Prime Minister Manmohan Singh’s government has backed the monetary stimulus by lowering taxes and increasing spending on infrastructure.

Acting Finance Minister Pranab Mukherjee Feb. 16 lowered excise duty to 8 percent from 10 percent and the service tax to 10 percent from 12 percent. He extended a 4 percentage point cut in central value-added tax announced in December beyond March 31.

Before today’s announcement, the combined stimulus from interest-rate cuts, increased government outlays and lower taxes totaled almost $80 billion, or 7 percent of India’s gross domestic product, according to the central bank.

Overseas borrowing and the sale of new shares on the stock market provided Indian industry with about 40 percent of total funding in the year ended March 31, 2008, according to Tehmina Khan, an economist at Capital Economics Ltd. in London.

Budget Deficit

Still, the fiscal spending is straining the budget deficit, which the finance ministry forecasts will widen to 6 percent of GDP in the year ending March 31 from a target of 2.5 percent. The government expects borrowing next year to increase to a record 3.62 trillion rupees ($72 billion). Indian government debt is the equivalent of 80 percent of the nation’s GDP.

Yields on India’s benchmark bonds due in 2018 have risen 1.19 percentage points to 6.44 percent this year because of deteriorating government finances.

“Such sizeable budget deficits are unsustainable,” said Rajeev Malik, regional economist at Macquarie Group Ltd. in Singapore. “The next government will have to focus on fiscal consolidation and privatization in a big way.”

The government, whose five-year term comes to an end in May, wants to prop up growth and reduce unemployment as it prepares to face general elections.

Junk Rating

Standard & Poor’s said Feb. 24 that the nation’s credit rating may be cut to junk as government debt reaches a level that’s “not sustainable.” S&P lowered India’s rating outlook to negative from stable.

Mukherjee the rating company’s move was “not unexpected” and that the global decline requires “extraordinary steps from the government.”

Already, companies have cut about half a million jobs in the three months ended December, according to the labor ministry.

Apollo Tyres Ltd., the Indian tire maker partly owned by Michelin & Cie, said this month it plans to cut its workforce by 15 percent, or 1,500 employees. A survey of 50 textile companies by the Apparel Export Promotion Council of India released this month found they reduced 14 percent of their workers in November.
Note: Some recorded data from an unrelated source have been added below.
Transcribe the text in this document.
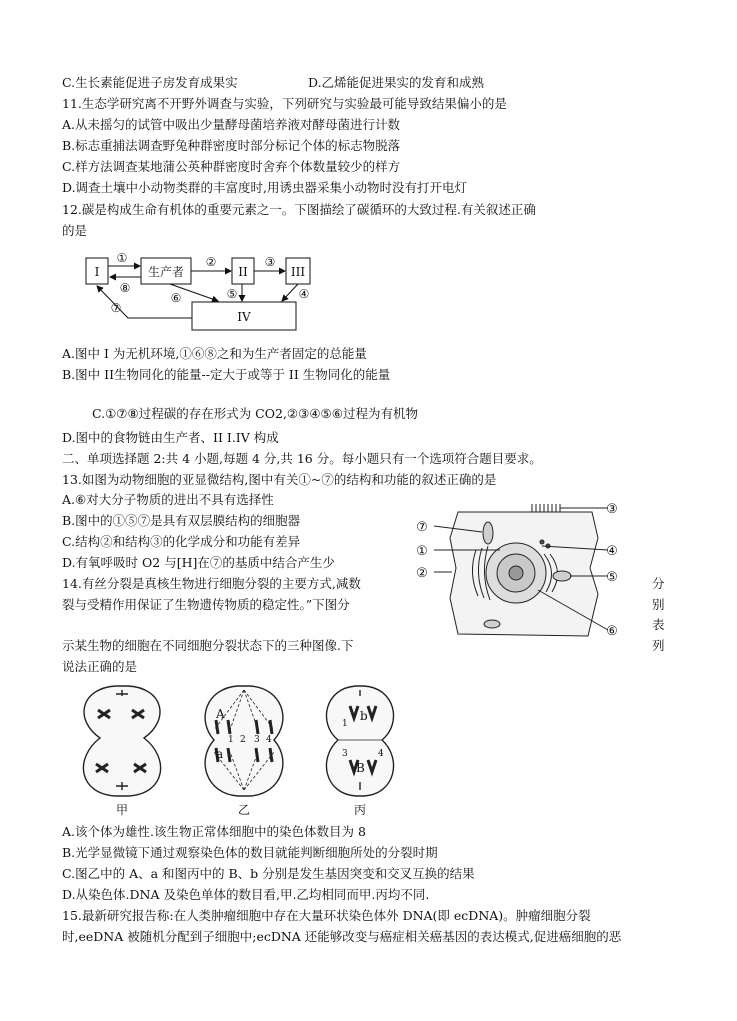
C.生长素能促进子房发育成果实	D.乙烯能促进果实的发育和成熟
11.生态学研究离不开野外调查与实验，下列研究与实验最可能导致结果偏小的是
A.从未摇匀的试管中吸出少量酵母菌培养液对酵母菌进行计数
B.标志重捕法调查野兔种群密度时部分标记个体的标志物脱落
C.样方法调查某地蒲公英种群密度时舍弃个体数量较少的样方
D.调查土壤中小动物类群的丰富度时,用诱虫器采集小动物时没有打开电灯
12.碳是构成生命有机体的重要元素之一。下图描绘了碳循环的大致过程.有关叙述正确
的是
I	生产者	II	III
IV
①	②	③
④
⑤
⑥
⑦
⑧
A.图中 I 为无机环境,①⑥⑧之和为生产者固定的总能量
B.图中 II生物同化的能量--定大于或等于 II 生物同化的能量
C.①⑦⑧过程碳的存在形式为 CO2,②③④⑤⑥过程为有机物
D.图中的食物链由生产者、II I.IV 构成
二、单项选择题 2:共 4 小题,每题 4 分,共 16 分。每小题只有一个选项符合题目要求。
13.如图为动物细胞的亚显微结构,图中有关①~⑦的结构和功能的叙述正确的是
A.⑥对大分子物质的进出不具有选择性
B.图中的①⑤⑦是具有双层膜结构的细胞器
C.结构②和结构③的化学成分和功能有差异
D.有氧呼吸时 O2 与[H]在⑦的基质中结合产生少
14.有丝分裂是真核生物进行细胞分裂的主要方式,减数
裂与受精作用保证了生物遗传物质的稳定性。”下图分
示某生物的细胞在不同细胞分裂状态下的三种图像.下
说法正确的是
分
别
表
列
⑦
①
②
③
④
⑤
⑥
A
a
1 2 3 4
b
1
3	4
B
甲	乙	丙
A.该个体为雄性.该生物正常体细胞中的染色体数目为 8
B.光学显微镜下通过观察染色体的数目就能判断细胞所处的分裂时期
C.图乙中的 A、a 和图丙中的 B、b 分别是发生基因突变和交叉互换的结果
D.从染色体.DNA 及染色单体的数目看,甲.乙均相同而甲.丙均不同.
15.最新研究报告称:在人类肿瘤细胞中存在大量环状染色体外 DNA(即 ecDNA)。肿瘤细胞分裂
时,eeDNA 被随机分配到子细胞中;ecDNA 还能够改变与癌症相关癌基因的表达模式,促进癌细胞的恶
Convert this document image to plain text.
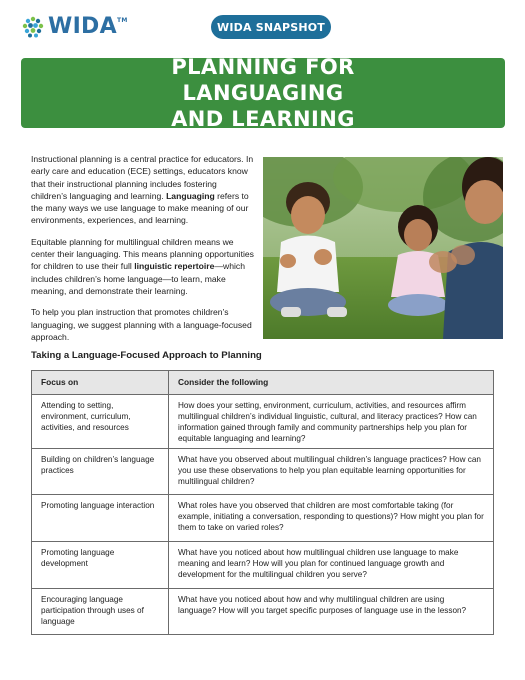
WIDA™	WIDA SNAPSHOT
PLANNING FOR LANGUAGING
AND LEARNING

Instructional planning is a central practice for educators. In early care and education (ECE) settings, educators know that their instructional planning includes fostering children’s languaging and learning. Languaging refers to the many ways we use language to make meaning of our environments, experiences, and learning.

Equitable planning for multilingual children means we center their languaging. This means planning opportunities for children to use their full linguistic repertoire—which includes children’s home language—to learn, make meaning, and demonstrate their learning.

To help you plan instruction that promotes children’s languaging, we suggest planning with a language-focused approach.

Taking a Language-Focused Approach to Planning

Focus on	Consider the following
Attending to setting, environment, curriculum, activities, and resources	How does your setting, environment, curriculum, activities, and resources affirm multilingual children’s individual linguistic, cultural, and literacy practices? How can information gained through family and community partnerships help you plan for equitable languaging and learning?
Building on children’s language practices	What have you observed about multilingual children’s language practices? How can you use these observations to help you plan equitable learning opportunities for multilingual children?
Promoting language interaction	What roles have you observed that children are most comfortable taking (for example, initiating a conversation, responding to questions)? How might you plan for them to take on varied roles?
Promoting language development	What have you noticed about how multilingual children use language to make meaning and learn? How will you plan for continued language growth and development for the multilingual children you serve?
Encouraging language participation through uses of language	What have you noticed about how and why multilingual children are using language? How will you target specific purposes of language use in the lesson?
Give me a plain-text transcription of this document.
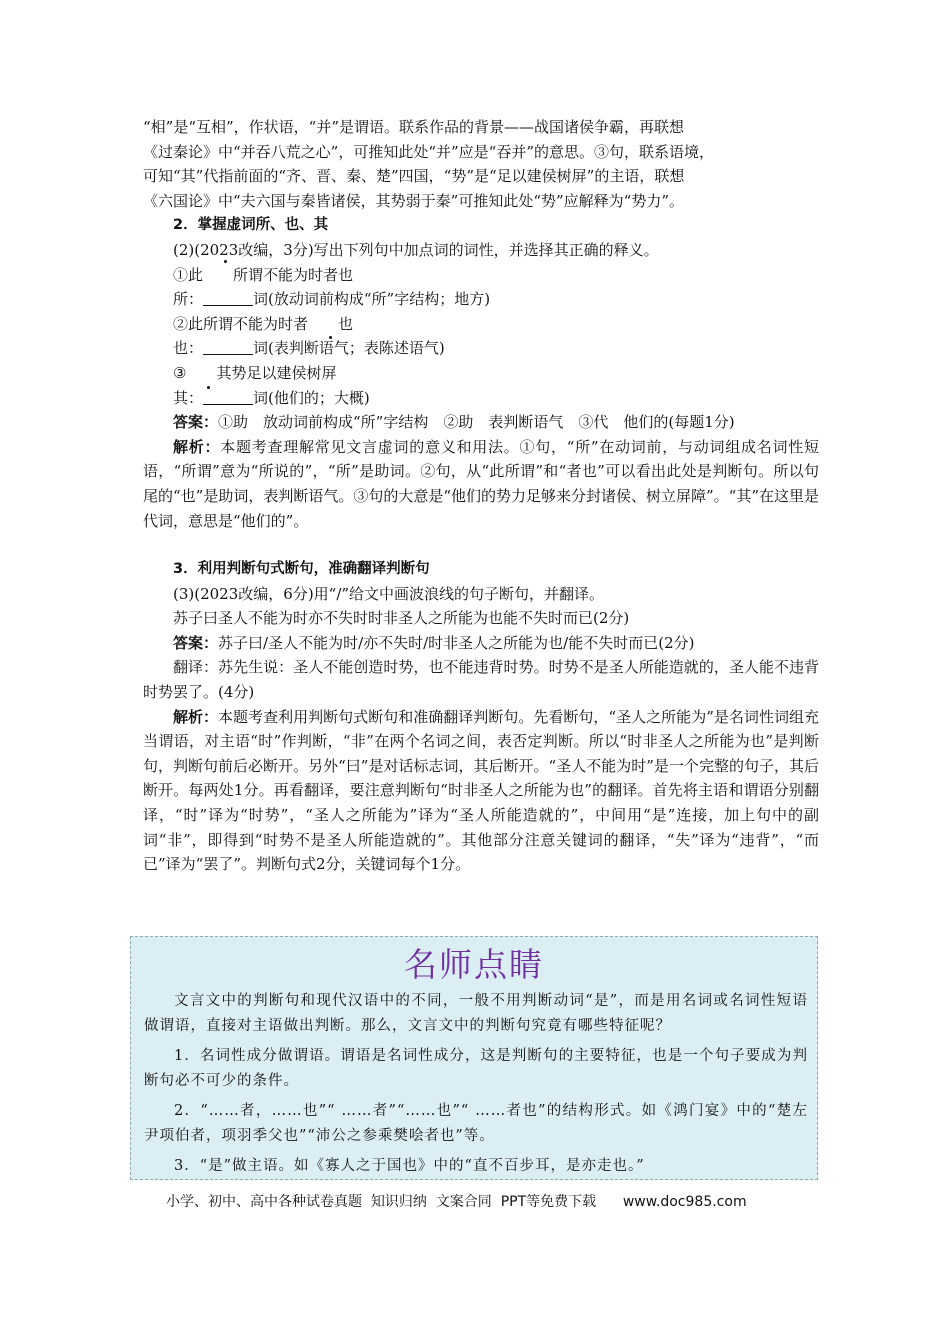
“相”是“互相”，作状语，“并”是谓语。联系作品的背景——战国诸侯争霸，再联想

《过秦论》中“并吞八荒之心”，可推知此处“并”应是“吞并”的意思。③句，联系语境，

可知“其”代指前面的“齐、晋、秦、楚”四国，“势”是“足以建侯树屏”的主语，联想

《六国论》中“夫六国与秦皆诸侯，其势弱于秦”可推知此处“势”应解释为“势力”。

2．掌握虚词所、也、其

(2)(2023改编，3分)写出下列句中加点词的词性，并选择其正确的释义。

①此 所谓不能为时者也

所：	词(放动词前构成“所”字结构；地方)

②此所谓不能为时者 也

也：	词(表判断语气；表陈述语气)

③ 其势足以建侯树屏

其：	词(他们的；大概)

答案：①助　放动词前构成“所”字结构　②助　表判断语气　③代　他们的(每题1分)

解析：本题考查理解常见文言虚词的意义和用法。①句，“所”在动词前，与动词组成名词性短语，“所谓”意为“所说的”，“所”是助词。②句，从“此所谓”和“者也”可以看出此处是判断句。所以句尾的“也”是助词，表判断语气。③句的大意是“他们的势力足够来分封诸侯、树立屏障”。“其”在这里是代词，意思是“他们的”。

3．利用判断句式断句，准确翻译判断句

(3)(2023改编，6分)用“/”给文中画波浪线的句子断句，并翻译。

苏子曰圣人不能为时亦不失时时非圣人之所能为也能不失时而已(2分)

答案：苏子曰/圣人不能为时/亦不失时/时非圣人之所能为也/能不失时而已(2分)

翻译：苏先生说：圣人不能创造时势，也不能违背时势。时势不是圣人所能造就的，圣人能不违背时势罢了。(4分)

解析：本题考查利用判断句式断句和准确翻译判断句。先看断句，“圣人之所能为”是名词性词组充当谓语，对主语“时”作判断，“非”在两个名词之间，表否定判断。所以“时非圣人之所能为也”是判断句，判断句前后必断开。另外“曰”是对话标志词，其后断开。“圣人不能为时”是一个完整的句子，其后断开。每两处1分。再看翻译，要注意判断句“时非圣人之所能为也”的翻译。首先将主语和谓语分别翻译，“时”译为“时势”，“圣人之所能为”译为“圣人所能造就的”，中间用“是”连接，加上句中的副词“非”，即得到“时势不是圣人所能造就的”。其他部分注意关键词的翻译，“失”译为“违背”，“而已”译为“罢了”。判断句式2分，关键词每个1分。

名师点睛

文言文中的判断句和现代汉语中的不同，一般不用判断动词“是”，而是用名词或名词性短语做谓语，直接对主语做出判断。那么，文言文中的判断句究竟有哪些特征呢？

1．名词性成分做谓语。谓语是名词性成分，这是判断句的主要特征，也是一个句子要成为判断句必不可少的条件。

2．“……者，……也”“ ……者”“……也”“ ……者也”的结构形式。如《鸿门宴》中的“楚左尹项伯者，项羽季父也”“沛公之参乘樊哙者也”等。

3．“是”做主语。如《寡人之于国也》中的“直不百步耳，是亦走也。”

小学、初中、高中各种试卷真题  知识归纳  文案合同  PPT等免费下载 www.doc985.com
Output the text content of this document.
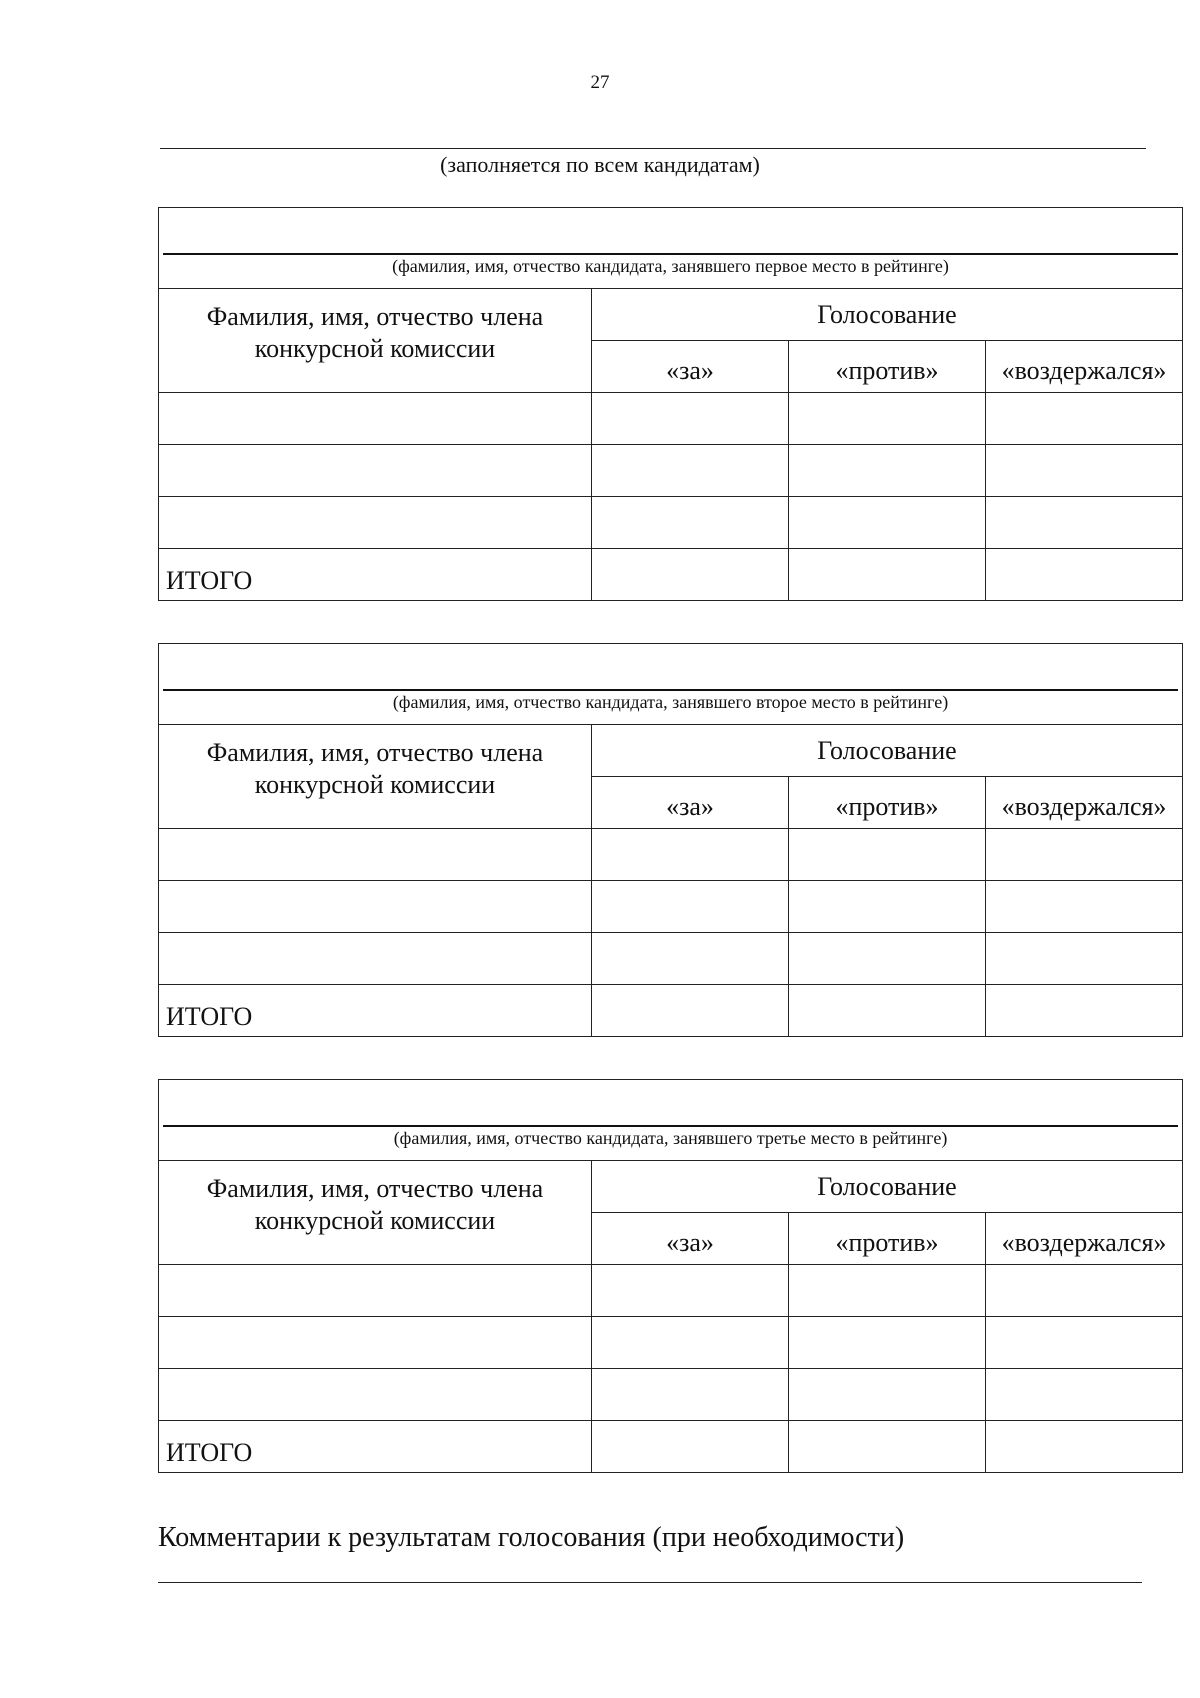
27
(заполняется по всем кандидатам)
(фамилия, имя, отчество кандидата, занявшего первое место в рейтинге)			

Фамилия, имя, отчество члена конкурсной комиссии	Голосование		
	«за»	«против»	«воздержался»

ИТОГО			
(фамилия, имя, отчество кандидата, занявшего второе место в рейтинге)			

Фамилия, имя, отчество члена конкурсной комиссии	Голосование		
	«за»	«против»	«воздержался»

ИТОГО			
(фамилия, имя, отчество кандидата, занявшего третье место в рейтинге)			

Фамилия, имя, отчество члена конкурсной комиссии	Голосование		
	«за»	«против»	«воздержался»

ИТОГО			
Комментарии к результатам голосования (при необходимости)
The government predicts economic growth will slow to 7.1 percent in the year to March 31. Even though that pace makes India the second-fastest after China among the world’s largest economies, it’s not enough to generate jobs in a country where the number of people looking for employment increases by more than 10 million each year.

The International Labor Organization forecasts India needs at least 10 percent growth a year for a 1 percent increase in employment.

“Rate cuts will help,” said Tarun Jain, executive director of finance at Sterlite Industries (India) Ltd., a Mumbai-based metals company. “But you would need to cut rates by another 200 to 300 basis points to step up growth.”